Or, dans les profondeurs les peuplements sont, en général, assez uniformes. D'autre part, le bathyscaphe ne donne qu'une idée incomplète des peuplements. Sur le fond même, toute la faune endogée (c'est-à-dire vivant dans des terriers creusés dans le sédiment) reste évidemment invisible.

À portée de flashes

La perturbation qu'apporte, dans cette nuit éternelle des grands fonds (à peine piquetée de loin en loin d'éclairs de quelques animaux lumineux), l'intrusion du bathyscaphe avec sa couronne de puissants projecteurs et ses flashes électroniques, représente un élément supplémentaire d'imprécision. Les films pris sur le fond par des traîneaux photographiques sous-marins montrent fréquemment, à la limite de portée du flash, les silhouettes d'animaux nageurs qui s'échappent, ou le nuage de vase d'espèces fouisseuses qui s'enterrent précipitamment.

Il en est de même en pleine eau : en 18 plongées effectuées avec les deux bathyscaphes français, on a vu en tout et pour tout un calmar, groupe pourtant très commun dans toutes les mers du monde.

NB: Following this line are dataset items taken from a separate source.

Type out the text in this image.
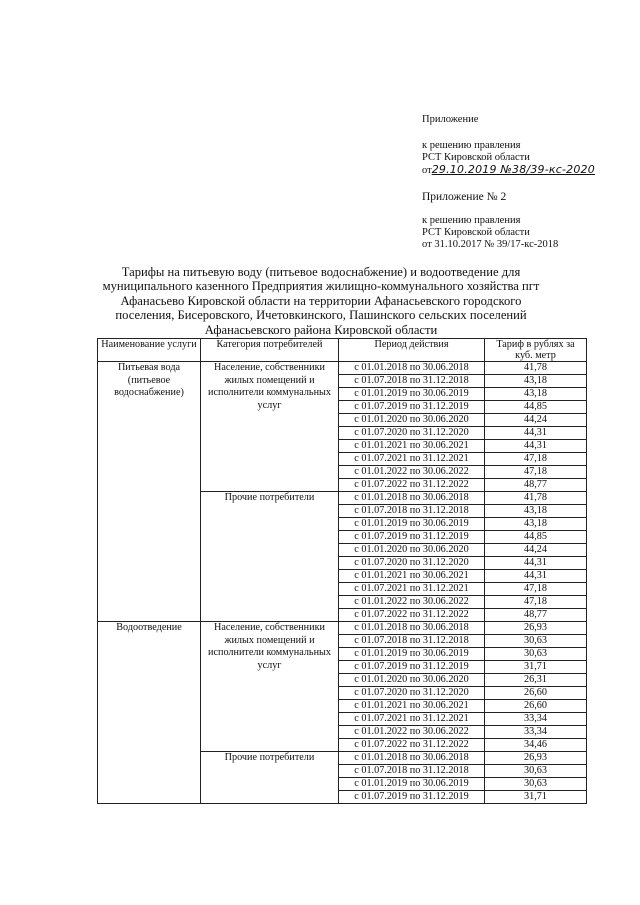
Приложение
к решению правления
РСТ Кировской области
от29.10.2019 №38/39-кс-2020
Приложение № 2
к решению правления
РСТ Кировской области
от 31.10.2017 № 39/17-кс-2018
Тарифы на питьевую воду (питьевое водоснабжение) и водоотведение для
муниципального казенного Предприятия жилищно-коммунального хозяйства пгт
Афанасьево Кировской области на территории Афанасьевского городского
поселения, Бисеровского, Ичетовкинского, Пашинского сельских поселений
Афанасьевского района Кировской области
Наименование услуги	Категория потребителей	Период действия	Тариф в рублях за куб. метр
Питьевая вода (питьевое водоснабжение)	Население, собственники жилых помещений и исполнители коммунальных услуг	с 01.01.2018 по 30.06.2018	41,78
		с 01.07.2018 по 31.12.2018	43,18
		с 01.01.2019 по 30.06.2019	43,18
		с 01.07.2019 по 31.12.2019	44,85
		с 01.01.2020 по 30.06.2020	44,24
		с 01.07.2020 по 31.12.2020	44,31
		с 01.01.2021 по 30.06.2021	44,31
		с 01.07.2021 по 31.12.2021	47,18
		с 01.01.2022 по 30.06.2022	47,18
		с 01.07.2022 по 31.12.2022	48,77
	Прочие потребители	с 01.01.2018 по 30.06.2018	41,78
		с 01.07.2018 по 31.12.2018	43,18
		с 01.01.2019 по 30.06.2019	43,18
		с 01.07.2019 по 31.12.2019	44,85
		с 01.01.2020 по 30.06.2020	44,24
		с 01.07.2020 по 31.12.2020	44,31
		с 01.01.2021 по 30.06.2021	44,31
		с 01.07.2021 по 31.12.2021	47,18
		с 01.01.2022 по 30.06.2022	47,18
		с 01.07.2022 по 31.12.2022	48,77
Водоотведение	Население, собственники жилых помещений и исполнители коммунальных услуг	с 01.01.2018 по 30.06.2018	26,93
		с 01.07.2018 по 31.12.2018	30,63
		с 01.01.2019 по 30.06.2019	30,63
		с 01.07.2019 по 31.12.2019	31,71
		с 01.01.2020 по 30.06.2020	26,31
		с 01.07.2020 по 31.12.2020	26,60
		с 01.01.2021 по 30.06.2021	26,60
		с 01.07.2021 по 31.12.2021	33,34
		с 01.01.2022 по 30.06.2022	33,34
		с 01.07.2022 по 31.12.2022	34,46
	Прочие потребители	с 01.01.2018 по 30.06.2018	26,93
		с 01.07.2018 по 31.12.2018	30,63
		с 01.01.2019 по 30.06.2019	30,63
		с 01.07.2019 по 31.12.2019	31,71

Lors de la campagne de Madère, précisément, une plongée nocturne a été spécialement consacrée à l'étude du peixe-espada et de la faune dont il se nourrit. Pas un seul exemplaire n'en a été aperçu, et le plancton observé a été relativement pauvre en gros animaux, notamment en crevettes profondes. Au même moment, cependant, les pêcheurs opérant au-dessus même du bathyscaphe capturaient, comme chaque nuit d'ailleurs, quelques dizaines de spécimens.

De faibles rendements

Il est évident que les Aphanopus, comme les espèces dont ils se nourrissent, avaient évité systématiquement les abords de l'engin d'exploration, sans toutefois devoir s'écarter beaucoup de leur habitat, puisque les lumières du bathyscaphe ne sont plus perceptibles (ou du moins très atténuées) au-delà de quelques dizaines de mètres.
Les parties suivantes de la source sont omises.